Budget 2020 India: There is an urgent need to create ample jobs for those skilled in labour, and India aspires to add over 100 million secondary educated people to its workforce by 2030.
Union Budget 2020: As home to the world’s largest group of young, employable population, in India, several young people join the workforce every year. Hence, there is an urgent need to create ample jobs for those skilled in labour, and India aspires to add over 100 million secondary educated people to its workforce by 2030.

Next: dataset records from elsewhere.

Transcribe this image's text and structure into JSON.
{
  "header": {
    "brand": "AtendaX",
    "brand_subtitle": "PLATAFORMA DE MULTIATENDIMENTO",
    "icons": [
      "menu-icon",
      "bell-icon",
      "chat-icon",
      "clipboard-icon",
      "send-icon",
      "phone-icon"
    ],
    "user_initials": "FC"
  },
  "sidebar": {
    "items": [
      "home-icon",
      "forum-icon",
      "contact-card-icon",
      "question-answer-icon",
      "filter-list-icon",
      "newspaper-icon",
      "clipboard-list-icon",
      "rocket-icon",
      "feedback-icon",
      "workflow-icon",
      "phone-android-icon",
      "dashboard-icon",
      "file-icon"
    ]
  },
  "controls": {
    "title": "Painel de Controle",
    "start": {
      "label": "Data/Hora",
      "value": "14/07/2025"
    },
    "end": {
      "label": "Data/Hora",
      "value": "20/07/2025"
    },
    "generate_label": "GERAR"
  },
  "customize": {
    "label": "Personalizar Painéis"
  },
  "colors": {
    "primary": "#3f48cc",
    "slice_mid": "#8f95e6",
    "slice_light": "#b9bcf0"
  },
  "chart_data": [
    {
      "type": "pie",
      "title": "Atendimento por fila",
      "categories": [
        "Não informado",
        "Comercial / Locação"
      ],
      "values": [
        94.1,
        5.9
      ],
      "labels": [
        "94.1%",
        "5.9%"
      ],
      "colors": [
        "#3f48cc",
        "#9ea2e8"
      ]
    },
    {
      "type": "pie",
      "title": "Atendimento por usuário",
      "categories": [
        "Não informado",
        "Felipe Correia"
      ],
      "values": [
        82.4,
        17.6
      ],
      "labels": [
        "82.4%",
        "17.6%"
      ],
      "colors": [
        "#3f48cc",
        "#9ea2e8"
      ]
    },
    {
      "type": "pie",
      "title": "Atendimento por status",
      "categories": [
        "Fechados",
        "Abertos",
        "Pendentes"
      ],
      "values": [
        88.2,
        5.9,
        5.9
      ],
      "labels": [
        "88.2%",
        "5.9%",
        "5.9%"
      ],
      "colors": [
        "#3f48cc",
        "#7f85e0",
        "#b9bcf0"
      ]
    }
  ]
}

Keeping this in view, the government should focus on job creation. Rahul Jain, Head, Edelweiss Personal Wealth Advisory, says, “Most of those entering the corporate sector would be millennials. Thus, emphasis must be given not only to suitable job creation but also to the creation of financial opportunity.” This means millennials need to be empowered to meet their financial goals. Jain adds, “The Budget must ensure that adequate measures are introduced to boost the growth of startups and MSMEs, as they significantly contribute to the job creation in the economy, along with ensuring the financial stability of the next generation set to enter the workforce.”
The insurance sector plays a critical role in an economy by securing future earnings of individuals and companies and enabling a balanced risk transfer, thereby protecting the GDP of a country. However, in India, this vital role and extent of insurance are both underserved and underachieved.
According to the Insurance Regulatory and Development Authority of India (IRDAI), the protection gap difference between insured losses and economic losses in the country is between 70-80 per cent and the overall insurance penetration is at 3.7 per cent of the GDP. A recent report by Lloyd’s of London estimated that India has the second-largest insurance gap in the world of $27 billion after China which has an insurance gap of over $76 billion.
Vineet Arora, MD and CEO, Aegon Life Insurance says, “Given this huge protection gap and its potential impact on the nation, we would like to see the government incentivising purchase of Term Plans (‘Risk of living too short’) and Annuities (Risk of ‘Living too long’) further in the forthcoming Budget.”
The budget could bring in changes to corporate tax and income tax slabs, which would be suitable for millennials who aspire to experience their life to the fullest, while still young. Jain of Edelweiss Wealth says “Simplification of tax compliance could translate into better cash flows for startups, ensuring sustainable growth both for them and their employees.”
Hiking tax exemption on Term Plans
At present, the maximum tax exemption, provided under Section 80C of the Income Tax Act, is Rs 1.5 lakh. Arora of Aegon Life Insurance says, “Since term plans are priced efficiently and economically, providing more incentives – such as a separate rebate of Rs 25,000 to buy Term Plans – would certainly induce many of the under-insured to secure themselves.” Such a step would be helpful for the younger population who are joining the national workforce to cost-effectively avail a life insurance plan.
Cut in Stamp Duty on Term Plans
Simultaneously, the burden of buying a Term Plan must be lessened by reducing the Stamp Duty on the same.
As per current tax implications, only one-third of the corpus that is distributed to the retiree (after reaching the retirement age) by the pension plan is tax-free. The rest, distributed as an annuity, is subject to taxation depending on the retiree’s tax rate at the time of retirement. Thus, annuities are taxed in such a way that the principal amount also gets taxed.
Arora of Aegon Life Insurance says, “Given the overall economic volatility and its impact on retirement savings, the government must use this Budget as an opportunity to encourage financially sound retirement plans by making all annuities (upon maturity of a policy or pension fund) tax-free.”
The industry believes that solving this anomaly would encourage citizens to buy annuities as the most reliable step towards retirement.